Chase Craig is best known as a prolific editor and scriptwriter for Western Publishing during the 1940s and 1950s. Born in Ennis, Texas, Craig attended the Chicago Academy of Fine Arts, and began his career as an animator and scriptwriter for Warner Brothers and Walter Lantz in the second half of the 1930s. Near the end of the same decade he turned to newspaper comics, and created 'Hollywood Hams' and 'Mortimer Snerd and Charlie McCarthy' with Carl Buettner. The latter was based on Edgar Bergen's puppet characters. Shortly afterwards, around 1941, he joined Dell Publishing, where he was one of the first artists to draw comic stories with 'Bugs Bunny', 'Porky Pig' and 'Elmer Fudd'.
In addition, he worked on the daily 'Odd Bodkins' strip with Fred Fox for Esquire Features in 1941 and 1942. He also drew the 'Bugs Bunny' newspaper strip for the first 6 weeks in 1942. Craig's attention eventually shifted to scriptwriting. He wrote a great many scripts for Dell's Disney titles, and he is credited with the creation of characters like 'The Little Bad Wolf'. Other characters he worked with are 'Br'er Rabbit' ('Tales from Uncle Remus'), 'Bongo', 'Jose Carioca' and 'Donald Duck', and his scripts were illustrated by artists like Jack Bradbury, Gil Turner, Tony Strobl, Dick Moores, Paul Murry or his old partner, Carl Buettner.
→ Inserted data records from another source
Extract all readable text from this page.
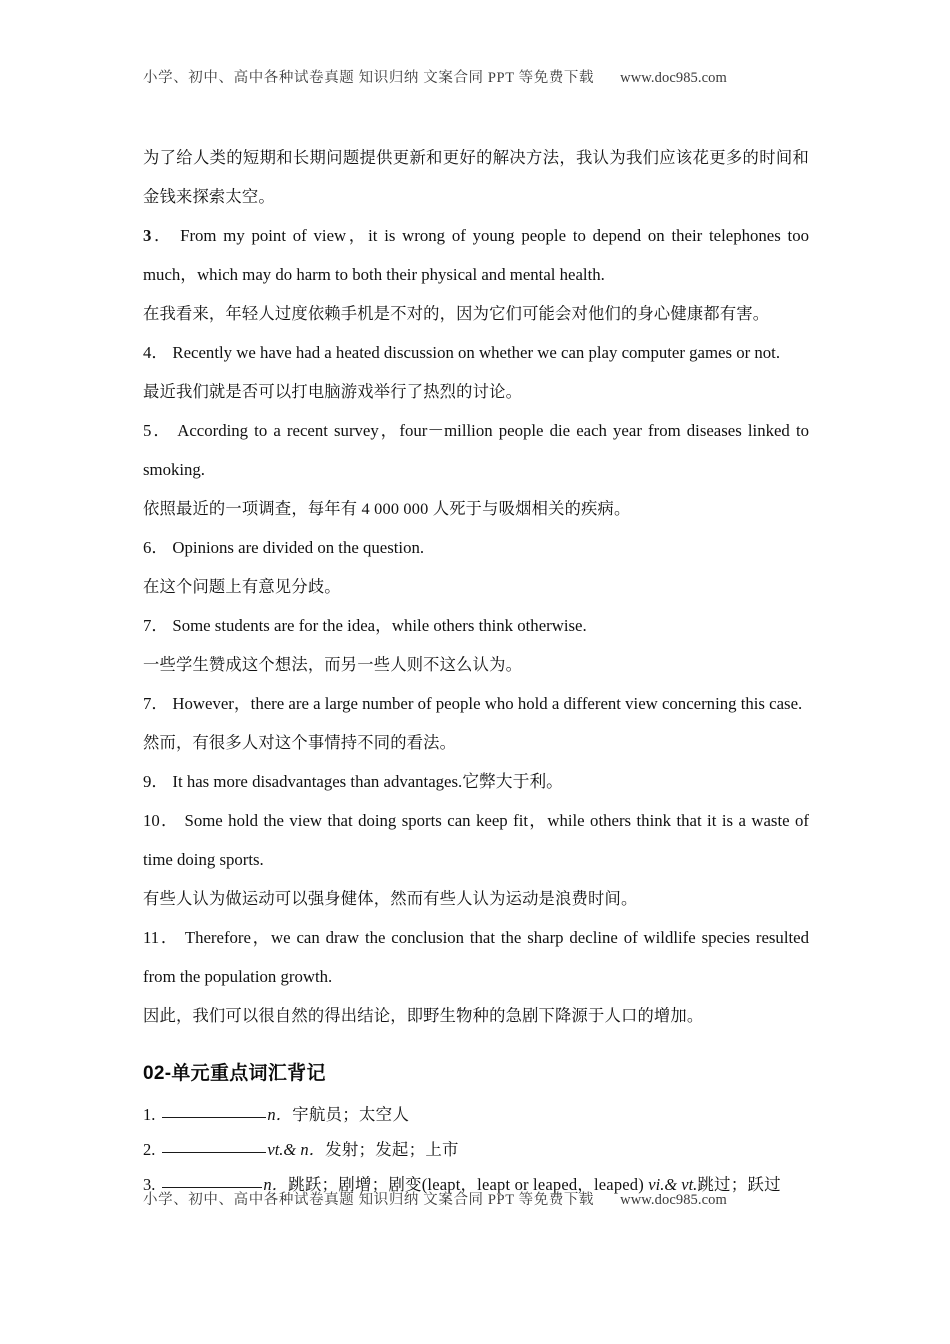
小学、初中、高中各种试卷真题 知识归纳 文案合同 PPT 等免费下载 www.doc985.com

为了给人类的短期和长期问题提供更新和更好的解决方法，我认为我们应该花更多的时间和金钱来探索太空。

3． From my point of view，it is wrong of young people to depend on their telephones too much，which may do harm to both their physical and mental health.

在我看来，年轻人过度依赖手机是不对的，因为它们可能会对他们的身心健康都有害。

4． Recently we have had a heated discussion on whether we can play computer games or not.

最近我们就是否可以打电脑游戏举行了热烈的讨论。

5． According to a recent survey，four－million people die each year from diseases linked to smoking.

依照最近的一项调查，每年有 4 000 000 人死于与吸烟相关的疾病。

6． Opinions are divided on the question.

在这个问题上有意见分歧。

7． Some students are for the idea，while others think otherwise.

一些学生赞成这个想法，而另一些人则不这么认为。

7． However，there are a large number of people who hold a different view concerning this case.

然而，有很多人对这个事情持不同的看法。

9． It has more disadvantages than advantages.它弊大于利。

10． Some hold the view that doing sports can keep fit，while others think that it is a waste of time doing sports.

有些人认为做运动可以强身健体，然而有些人认为运动是浪费时间。

11． Therefore，we can draw the conclusion that the sharp decline of wildlife species resulted from the population growth.

因此，我们可以很自然的得出结论，即野生物种的急剧下降源于人口的增加。

02-单元重点词汇背记

1.	n．宇航员；太空人

2.	vt.& n．发射；发起；上市

3.	n．跳跃；剧增；剧变(leapt，leapt or leaped，leaped) vi.& vt.跳过；跃过

小学、初中、高中各种试卷真题 知识归纳 文案合同 PPT 等免费下载 www.doc985.com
Chase Craig eventually became the editor of Dell/Western's Disney titles, including Walt Disney's Comics and Stories, Uncle Scrooge, Chip 'n' Dale and the many promotional books. Then in the 1960s, he served as Gold Key's editor on titles like 'Tarzan', 'Magnus Robot Fighter' and 'Korak, Son of Tarzan'. In the final stages of his career, in the late 1970s, he was writer and layout man for Marvel's Hanna-Barbera titles.